The effect of p53 protein expression and MIB-1 proliferative activity on survival and chemotherapeutic response in patients with lymph node (LN)-positive transitional cell carcinoma (TCC) of the urinary bladder remains unclear. The objective of this study was to assess the ability of these markers to predict disease-associated outcomes and response to chemotherapy in a cohort of patients with LN-positive TCC.
The authors examined the expression of p53 and MIB-1 in the LN metastases from 139 patients who underwent cystectomy for TCC at their institution. P53 and MIB-1 nuclear staining were quantified using an image-analysis system. Cox proportional hazards regression models were used to test associations of these markers with death from TCC, distant metastases, and local recurrence for all patients and in the subset of patients who were treated with adjuvant chemotherapy.

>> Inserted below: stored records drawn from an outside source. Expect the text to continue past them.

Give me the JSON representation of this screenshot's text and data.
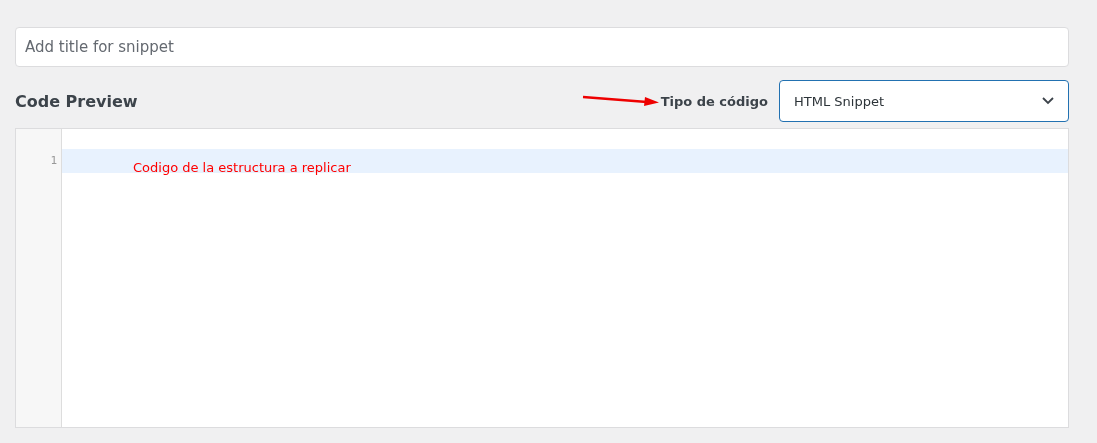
{
  "title_field": {
    "placeholder": "Add title for snippet"
  },
  "section_title": "Code Preview",
  "code_type": {
    "label": "Tipo de código",
    "value": "HTML Snippet"
  },
  "editor": {
    "lines": [
      {
        "number": "1",
        "text": "Codigo de la estructura a replicar",
        "selected": true
      }
    ]
  }
}
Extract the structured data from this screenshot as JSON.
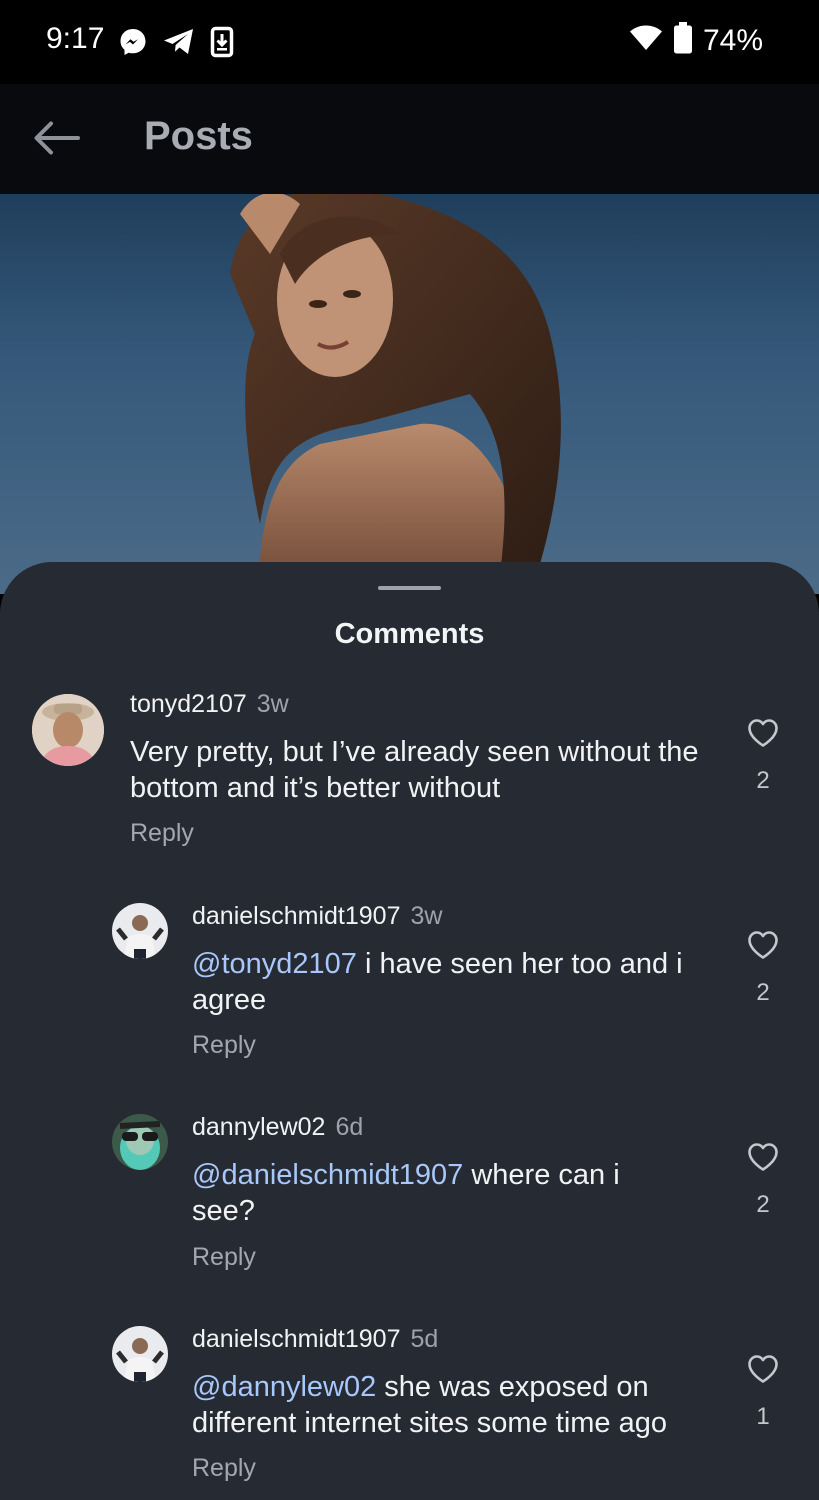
{
  "status_bar": {
    "time": "9:17",
    "battery": "74%",
    "icons": [
      "messenger-icon",
      "telegram-icon",
      "download-icon",
      "wifi-icon",
      "battery-icon"
    ]
  },
  "app_bar": {
    "title": "Posts",
    "back_icon": "arrow-left-icon"
  },
  "comments_sheet": {
    "title": "Comments",
    "comments": [
      {
        "username": "tonyd2107",
        "time": "3w",
        "mention": "",
        "text": "Very pretty, but I’ve already seen without the bottom and it’s better without",
        "reply_label": "Reply",
        "likes": "2"
      },
      {
        "username": "danielschmidt1907",
        "time": "3w",
        "mention": "@tonyd2107",
        "text": " i have seen her too and i agree",
        "reply_label": "Reply",
        "likes": "2"
      },
      {
        "username": "dannylew02",
        "time": "6d",
        "mention": "@danielschmidt1907",
        "text": " where can i see?",
        "reply_label": "Reply",
        "likes": "2"
      },
      {
        "username": "danielschmidt1907",
        "time": "5d",
        "mention": "@dannylew02",
        "text": " she was exposed on different internet sites some time ago",
        "reply_label": "Reply",
        "likes": "1"
      }
    ]
  },
  "colors": {
    "sheet_bg": "#262a32",
    "mention": "#a8c7fa",
    "muted": "#9ea3ab"
  }
}
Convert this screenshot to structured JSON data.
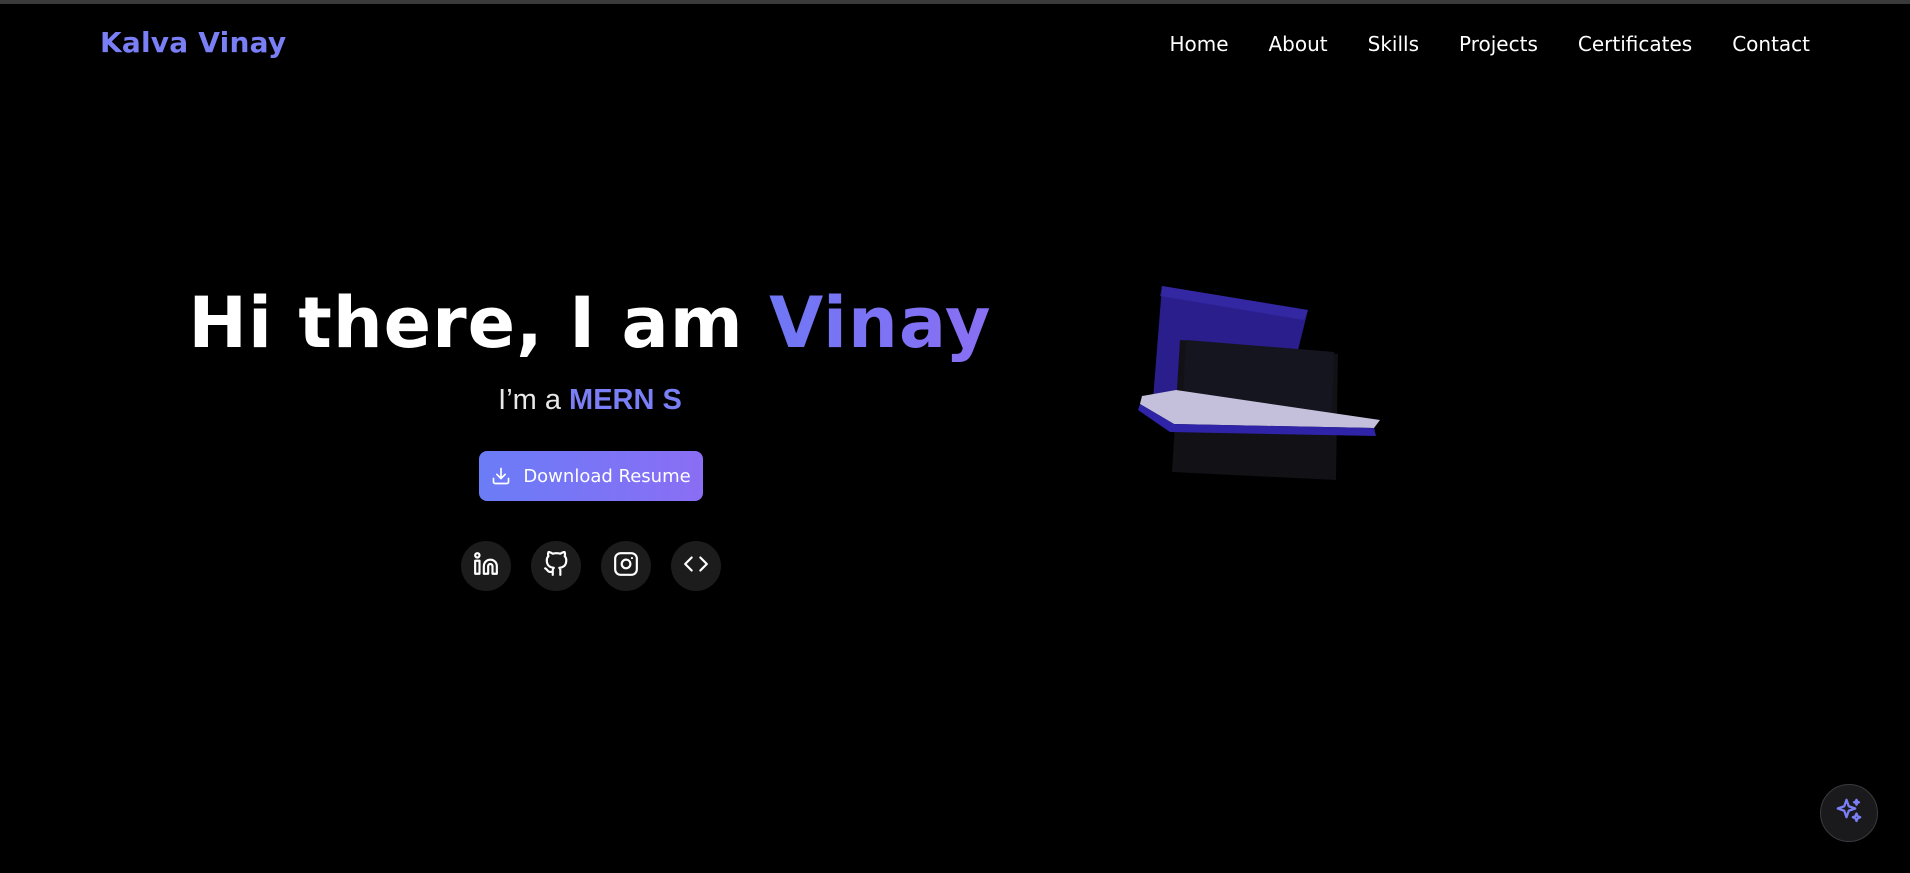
{
  "nav": {
    "brand": "Kalva Vinay",
    "links": [
      "Home",
      "About",
      "Skills",
      "Projects",
      "Certificates",
      "Contact"
    ]
  },
  "hero": {
    "greeting": "Hi there, I am ",
    "name": "Vinay",
    "sub_prefix": "I’m a ",
    "role_text": "MERN S",
    "resume_label": "Download Resume"
  },
  "socials": [
    "linkedin-icon",
    "github-icon",
    "instagram-icon",
    "code-icon"
  ],
  "icons": {
    "resume": "download-icon",
    "fab": "sparkles-icon"
  },
  "colors": {
    "background": "#000000",
    "accent": "#7b7ff5",
    "accent_gradient_start": "#6b7cf7",
    "accent_gradient_end": "#8a6ef4",
    "social_bg": "#1c1c1c"
  }
}
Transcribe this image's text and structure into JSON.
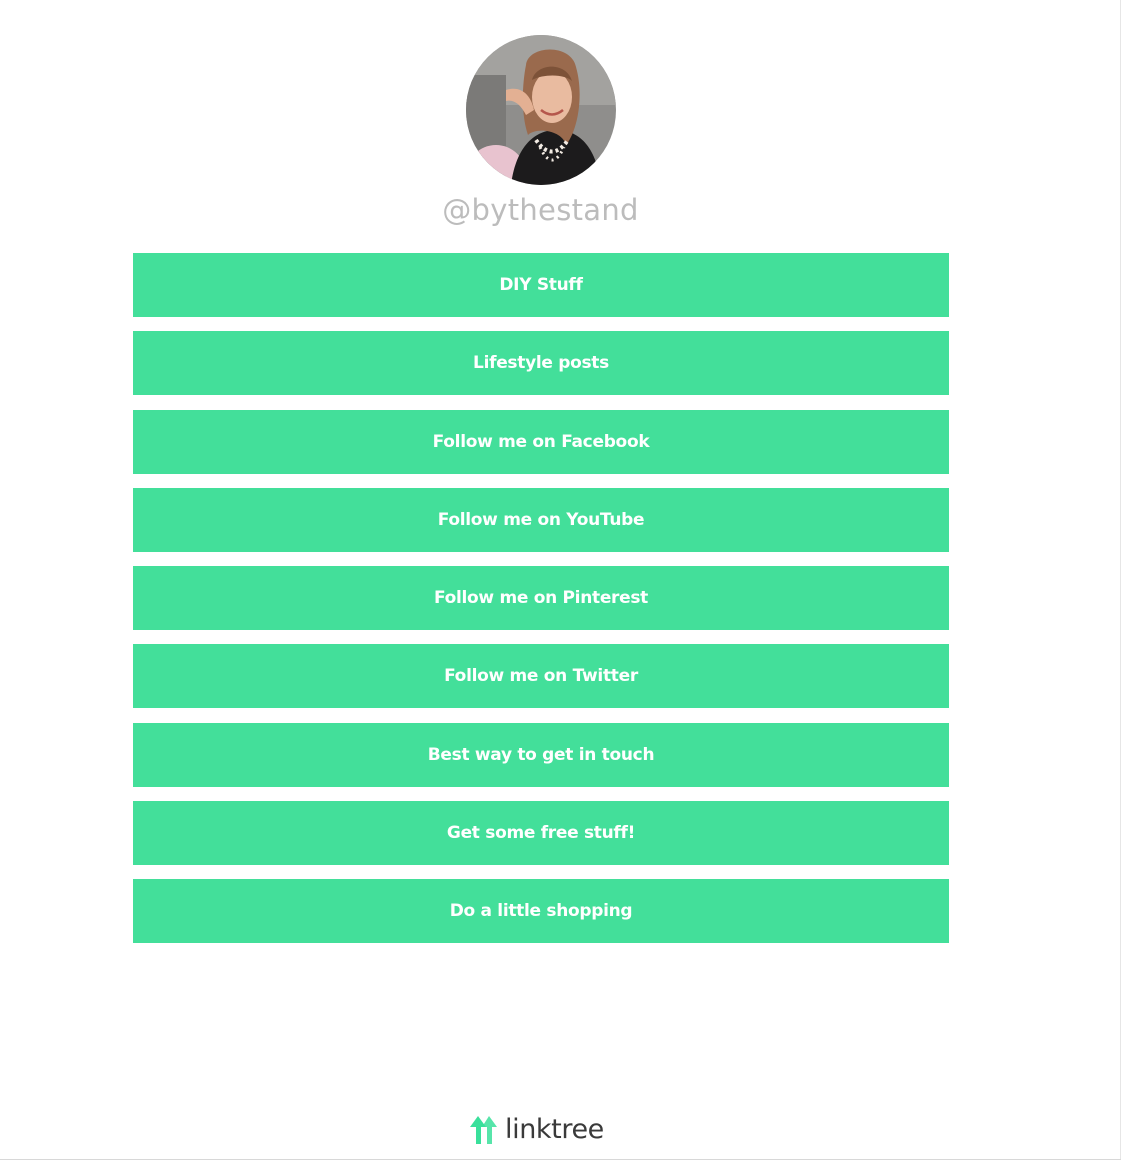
{
  "profile": {
    "username": "@bythestand"
  },
  "links": [
    {
      "label": "DIY Stuff"
    },
    {
      "label": "Lifestyle posts"
    },
    {
      "label": "Follow me on Facebook"
    },
    {
      "label": "Follow me on YouTube"
    },
    {
      "label": "Follow me on Pinterest"
    },
    {
      "label": "Follow me on Twitter"
    },
    {
      "label": "Best way to get in touch"
    },
    {
      "label": "Get some free stuff!"
    },
    {
      "label": "Do a little shopping"
    }
  ],
  "footer": {
    "brand": "linktree",
    "icon": "linktree-logo-icon"
  },
  "colors": {
    "button": "#43df9a",
    "button_text": "#ffffff",
    "username": "#bcbcbc",
    "background": "#ffffff"
  }
}
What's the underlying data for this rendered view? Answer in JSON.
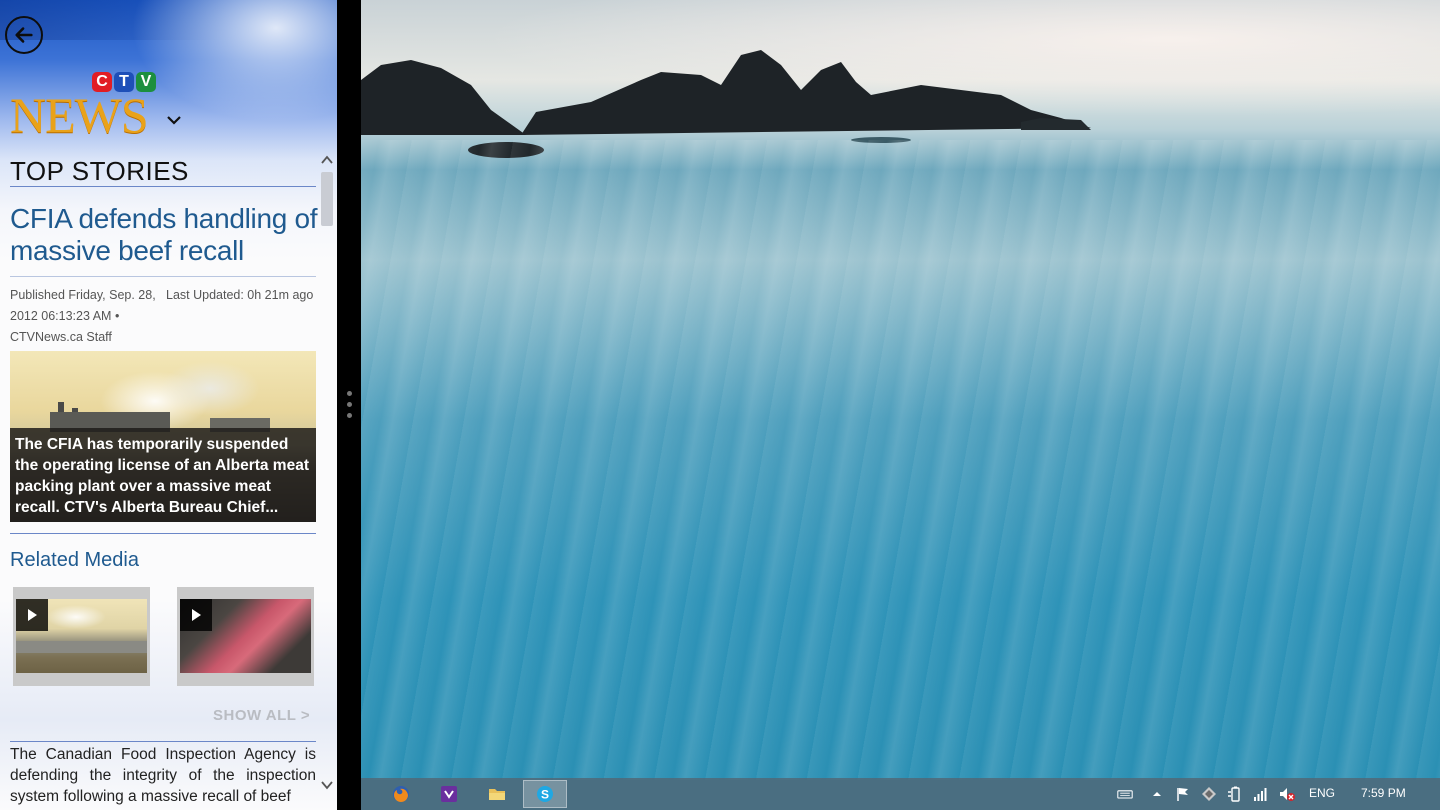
{
  "app": {
    "logo": {
      "ctv": [
        "C",
        "T",
        "V"
      ],
      "news": "NEWS"
    },
    "section_title": "TOP STORIES",
    "story": {
      "headline": "CFIA defends handling of massive beef recall",
      "published": "Published Friday, Sep. 28, 2012 06:13:23 AM •",
      "last_updated": "Last Updated:  0h 21m ago",
      "author": "CTVNews.ca Staff",
      "caption": "The CFIA has temporarily suspended the operating license of an Alberta meat packing plant over a massive meat recall. CTV's Alberta Bureau Chief...",
      "body": "The Canadian Food Inspection Agency is defending the integrity of the inspection system following a massive recall of beef"
    },
    "related": {
      "title": "Related Media",
      "show_all": "SHOW ALL >"
    }
  },
  "taskbar": {
    "apps": [
      {
        "name": "firefox-icon",
        "active": false
      },
      {
        "name": "visual-studio-icon",
        "active": false
      },
      {
        "name": "file-explorer-icon",
        "active": false
      },
      {
        "name": "skype-icon",
        "active": true
      }
    ],
    "tray": {
      "language": "ENG",
      "time": "7:59 PM"
    }
  },
  "colors": {
    "accent_blue": "#1f5a8f",
    "ctv_red": "#e11d25",
    "ctv_blue": "#1e4fb8",
    "ctv_green": "#1c8f3f",
    "news_gold": "#e9a21a"
  }
}
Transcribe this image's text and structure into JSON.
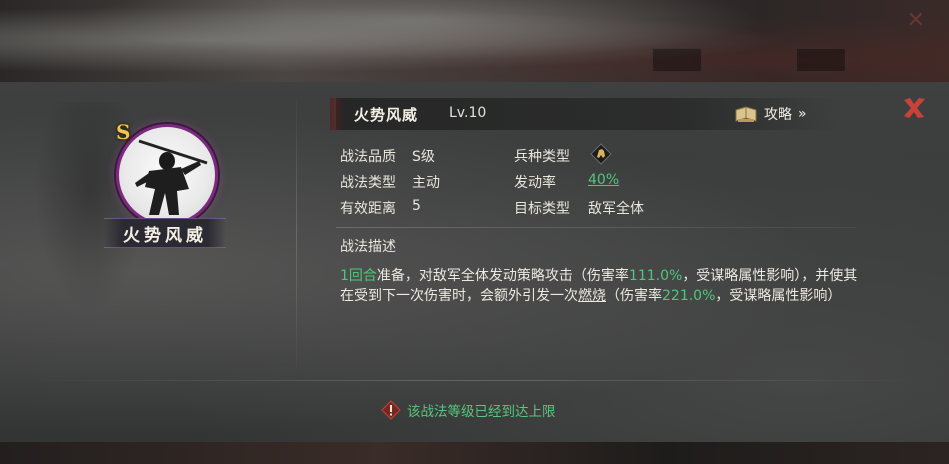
{
  "skill": {
    "name": "火势风威",
    "level": "Lv.10",
    "grade_badge": "S",
    "portrait_caption": "火势风威"
  },
  "header": {
    "guide_label": "攻略",
    "guide_chevron": "»"
  },
  "info": {
    "quality_label": "战法品质",
    "quality_value": "S级",
    "type_label": "战法类型",
    "type_value": "主动",
    "range_label": "有效距离",
    "range_value": "5",
    "troop_label": "兵种类型",
    "troop_icon": "cavalry-icon",
    "rate_label": "发动率",
    "rate_value": "40%",
    "target_label": "目标类型",
    "target_value": "敌军全体"
  },
  "description": {
    "title": "战法描述",
    "seg1": "1回合",
    "seg2": "准备，对敌军全体发动策略攻击（伤害率",
    "seg3": "111.0%",
    "seg4": "，受谋略属性影响），并使其在受到下一次伤害时，会额外引发一次",
    "seg5": "燃烧",
    "seg6": "（伤害率",
    "seg7": "221.0%",
    "seg8": "，受谋略属性影响）"
  },
  "notice": {
    "text": "该战法等级已经到达上限"
  },
  "colors": {
    "accent_green": "#4dc87a",
    "close_red": "#c8423a",
    "frame_purple": "#7c2a80",
    "grade_gold": "#f0c54a"
  }
}
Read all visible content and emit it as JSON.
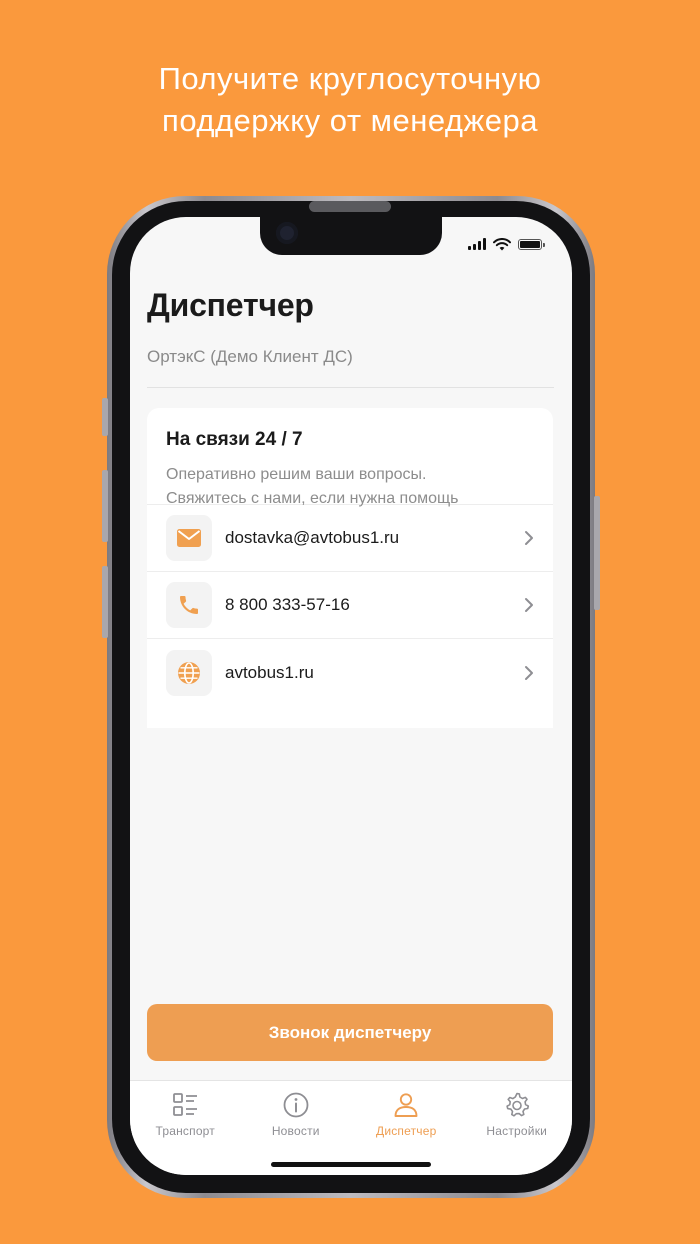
{
  "promo": {
    "line1": "Получите круглосуточную",
    "line2": "поддержку от менеджера"
  },
  "screen": {
    "title": "Диспетчер",
    "subtitle": "ОртэкС (Демо Клиент ДС)"
  },
  "card": {
    "title": "На связи 24 / 7",
    "desc_line1": "Оперативно решим ваши вопросы.",
    "desc_line2": "Свяжитесь с нами, если нужна помощь",
    "rows": [
      {
        "icon": "mail-icon",
        "text": "dostavka@avtobus1.ru"
      },
      {
        "icon": "phone-icon",
        "text": "8 800 333-57-16"
      },
      {
        "icon": "globe-icon",
        "text": "avtobus1.ru"
      }
    ]
  },
  "call_button": "Звонок диспетчеру",
  "tabs": [
    {
      "icon": "list-icon",
      "label": "Транспорт",
      "active": false
    },
    {
      "icon": "info-icon",
      "label": "Новости",
      "active": false
    },
    {
      "icon": "person-icon",
      "label": "Диспетчер",
      "active": true
    },
    {
      "icon": "gear-icon",
      "label": "Настройки",
      "active": false
    }
  ],
  "colors": {
    "background": "#FA993D",
    "accent": "#EE9E52",
    "icon_accent": "#F0A050"
  }
}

The median p53 and MIB-1 indices were 45.2% and 30.3%, respectively. The median follow-up was 4.5 years (range, 0.1–10 years). There were no statistically significant associations noted between the p53 and MIB-1 indices and the outcomes studied. When the analysis was limited to patients who were treated with adjuvant chemotherapy (n = 37 patients), the p53 index was found to have no prognostic value; however, there was a significant association between MIB-1 and distant metastases (P = 0.049). When disease-specific survival rates were stratified according to p53 index and chemotherapy, patients exhibited a response to chemotherapy regardless of p53 index.
p53 and MIB-1 were not found to be associated significantly with disease-related outcomes in patients with LN-positive TCC. Adjuvant chemotherapy appeared to be effective regardless of p53 status. MIB-1 may prove useful in predicting response to chemotherapy. Cancer 2004. © 2004 American Cancer Society.